Décisions de la CRTESPF

Informations sur la décision

Résumé :

Le fonctionnaire s’estimant lésé a déposé un grief - l’employeur a fait valoir en réponse que le grief avait été déposé tardivement - le fonctionnaire s’estimant lésé a néanmoins donné suite au grief - en bout de ligne, celui-ci a été renvoyé à l’arbitrage, sans une réponse de l’employeur au dernier palier de la procédure de règlement des griefs - le fonctionnaire s’estimant lésé a fait valoir que l’employeur n’avait pas soulevé la question du respect des délais au dernier palier, puisque aucune réponse n’avait été reçue lorsqu’il a renvoyé son grief à l’arbitrage - or, l’employeur a bel et bien soulevé la question du respect des délais dans la réponse au dernier palier de la procédure de règlement des griefs et dans la réponse au renvoi à l’arbitrage - la réponse au dernier palier a été reçue avant l’expiration du délai prévu pour fournir des copies des décisions rendues à chaque palier de la procédure de règlement des griefs - le grief a été déposé tardivement et il a par conséquent été rejeté. Objection accueillie. Grief rejeté.

Contenu de la décision



Loi sur les relations de travail 
dans la fonction publique

Coat of Arms - Armoiries
  • Date:  2010-11-01
  • Dossier:  566-02-3752
  • Référence:  2010 CRTFP 114

Devant un arbitre de grief


ENTRE

SARAH SZMIDT

fonctionnaire s'estimant lésée

et

CONSEIL DU TRÉSOR
(Service correctionnel du Canada)

employeur

Répertorié
Szmidt c. Conseil du Trésor (Service correctionnel du Canada)

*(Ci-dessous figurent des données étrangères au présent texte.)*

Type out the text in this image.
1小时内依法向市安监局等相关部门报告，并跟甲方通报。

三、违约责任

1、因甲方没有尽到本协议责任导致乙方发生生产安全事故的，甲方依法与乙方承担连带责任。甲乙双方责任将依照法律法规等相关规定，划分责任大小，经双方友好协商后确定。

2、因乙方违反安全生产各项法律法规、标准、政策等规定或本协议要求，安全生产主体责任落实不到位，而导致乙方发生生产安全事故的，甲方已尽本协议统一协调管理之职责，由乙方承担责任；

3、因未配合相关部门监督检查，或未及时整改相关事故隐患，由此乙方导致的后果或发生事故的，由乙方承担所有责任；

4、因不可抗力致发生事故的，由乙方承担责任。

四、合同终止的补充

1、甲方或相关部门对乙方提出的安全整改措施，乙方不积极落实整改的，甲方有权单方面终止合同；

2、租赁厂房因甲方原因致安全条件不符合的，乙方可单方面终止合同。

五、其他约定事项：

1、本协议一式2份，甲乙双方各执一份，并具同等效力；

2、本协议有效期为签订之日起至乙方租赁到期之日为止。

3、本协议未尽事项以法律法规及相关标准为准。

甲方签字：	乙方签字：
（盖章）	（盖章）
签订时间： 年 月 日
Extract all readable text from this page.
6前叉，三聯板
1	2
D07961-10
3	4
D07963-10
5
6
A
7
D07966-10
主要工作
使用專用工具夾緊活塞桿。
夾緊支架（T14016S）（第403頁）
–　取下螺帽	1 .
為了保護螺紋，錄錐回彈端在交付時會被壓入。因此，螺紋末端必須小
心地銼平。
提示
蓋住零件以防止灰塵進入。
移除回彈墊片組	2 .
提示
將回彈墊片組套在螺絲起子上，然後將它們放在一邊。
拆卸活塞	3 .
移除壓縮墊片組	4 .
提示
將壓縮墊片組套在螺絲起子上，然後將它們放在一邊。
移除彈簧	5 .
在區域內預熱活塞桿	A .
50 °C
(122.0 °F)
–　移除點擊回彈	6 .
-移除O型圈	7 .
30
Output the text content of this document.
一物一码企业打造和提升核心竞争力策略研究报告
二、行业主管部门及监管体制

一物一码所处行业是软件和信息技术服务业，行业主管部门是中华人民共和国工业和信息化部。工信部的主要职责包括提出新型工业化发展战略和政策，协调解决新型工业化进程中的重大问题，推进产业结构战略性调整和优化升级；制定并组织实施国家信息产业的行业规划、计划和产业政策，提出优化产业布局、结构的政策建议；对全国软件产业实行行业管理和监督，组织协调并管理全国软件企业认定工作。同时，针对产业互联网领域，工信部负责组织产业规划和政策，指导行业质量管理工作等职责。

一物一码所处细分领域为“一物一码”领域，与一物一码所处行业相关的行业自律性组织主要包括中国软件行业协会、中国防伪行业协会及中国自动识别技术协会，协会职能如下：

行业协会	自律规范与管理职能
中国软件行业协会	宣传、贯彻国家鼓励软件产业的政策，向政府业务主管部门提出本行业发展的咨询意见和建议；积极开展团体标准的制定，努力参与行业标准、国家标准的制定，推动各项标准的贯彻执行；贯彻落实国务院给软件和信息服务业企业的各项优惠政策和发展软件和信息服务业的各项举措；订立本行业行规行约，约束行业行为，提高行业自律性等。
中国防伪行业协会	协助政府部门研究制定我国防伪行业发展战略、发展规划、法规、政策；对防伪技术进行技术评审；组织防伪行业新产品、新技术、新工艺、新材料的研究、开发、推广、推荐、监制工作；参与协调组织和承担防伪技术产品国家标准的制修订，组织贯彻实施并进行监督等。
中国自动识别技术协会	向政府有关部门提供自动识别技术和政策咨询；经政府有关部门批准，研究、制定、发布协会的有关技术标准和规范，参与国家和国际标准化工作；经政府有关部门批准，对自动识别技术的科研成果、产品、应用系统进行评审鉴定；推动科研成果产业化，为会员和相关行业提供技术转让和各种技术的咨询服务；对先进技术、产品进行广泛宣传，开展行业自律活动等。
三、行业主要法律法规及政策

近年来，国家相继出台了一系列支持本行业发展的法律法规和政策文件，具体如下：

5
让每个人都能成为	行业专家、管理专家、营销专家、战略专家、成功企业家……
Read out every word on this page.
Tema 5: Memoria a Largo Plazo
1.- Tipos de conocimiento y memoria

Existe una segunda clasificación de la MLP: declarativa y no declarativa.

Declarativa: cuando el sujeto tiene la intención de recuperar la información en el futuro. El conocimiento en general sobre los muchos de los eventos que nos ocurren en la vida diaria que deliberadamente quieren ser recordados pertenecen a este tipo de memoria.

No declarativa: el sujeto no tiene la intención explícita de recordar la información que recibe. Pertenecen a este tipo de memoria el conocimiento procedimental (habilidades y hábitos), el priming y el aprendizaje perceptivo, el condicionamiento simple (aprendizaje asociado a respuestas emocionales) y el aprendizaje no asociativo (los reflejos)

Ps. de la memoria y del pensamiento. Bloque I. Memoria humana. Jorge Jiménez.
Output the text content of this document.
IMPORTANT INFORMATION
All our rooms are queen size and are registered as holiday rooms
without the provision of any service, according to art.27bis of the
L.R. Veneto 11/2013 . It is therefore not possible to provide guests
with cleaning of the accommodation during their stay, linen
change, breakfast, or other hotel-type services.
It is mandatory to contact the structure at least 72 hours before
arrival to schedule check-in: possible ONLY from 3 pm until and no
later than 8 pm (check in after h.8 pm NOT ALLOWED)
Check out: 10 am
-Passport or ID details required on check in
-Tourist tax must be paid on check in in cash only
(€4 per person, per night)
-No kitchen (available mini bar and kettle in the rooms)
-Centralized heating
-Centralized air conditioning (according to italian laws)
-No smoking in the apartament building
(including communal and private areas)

Affaire concernant un grief individuel renvoyé à l’arbitrage

MOTIFS DE DÉCISION

Devant:
Ian R. Mackenzie, arbitre de grief

Pour la fonctionnaire s'estimant lésée:
Michel Bouchard, Union of Canadian Correctional Officers — Syndicat des agents correctionnels du Canada - CSN

Pour l'employeur:
Maureen Harris, Secrétariat du Conseil du Trésor

Décision rendue sur la base d’arguments écrits
déposés le 30 juin ainsi que les 1, 12 et 19 octobre 2010.
(Traduction de la CRTFP)

I. Grief individuel renvoyé à l’arbitrage

1 Sarah Szmidt, la fonctionnaire s’estimant lésée (la « fonctionnaire »), agente correctionnelle à l’établissement Millhaven, situé à Bath, en Ontario, a déposé le 2 février 2010 un grief alléguant qu’elle aurait dû toucher des primes de quart de juin 2008 à janvier 2010 inclusivement. Le Service correctionnel du Canada (l’« employeur ») a soulevé une objection pour non-respect du délai prescrit pour la présentation du grief. L’agent négociateur de la fonctionnaire s’estimant lésée (Union of Canadian Correctional Officers — Syndicat des agents correctionnels du Canada — CSN (l’« agent négociateur »)) et l’employeur ont été invités à présenter des arguments écrits sur cette objection préliminaire.

II. Contexte

2 La fonctionnaire a déposé son grief le 2 février 2010. L’employeur l’a rejeté au premier et au deuxième paliers de la procédure de règlement des griefs pour non-respect du délai. Il a rendu sa décision au deuxième palier le 10 mars 2010. L’agent négociateur a présenté le grief au dernier palier le 8 mars 2010 et il a renvoyé le grief à l’arbitrage le 25 mai 2010. En vertu de l’article 96 du Règlement de la Commission des relations de travail dans la fonction publique (le « Règlement »), l’employeur devait déposer des copies des décisions rendues à l’égard du grief à chaque palier de la procédure applicable auprès du directeur général de la Commission des relations de travail dans la fonction publique (la « CRTFP ») au plus tard 30 jours après avoir reçu copie de l’accusé de réception envoyé par la CRTFP. La date limite qui lui était imposée était le 2 juillet 2010. L’employeur a envoyé des copies des décisions qu’il avait rendues au premier et au deuxième paliers de la procédure à la CRTFP le 17 juin 2010.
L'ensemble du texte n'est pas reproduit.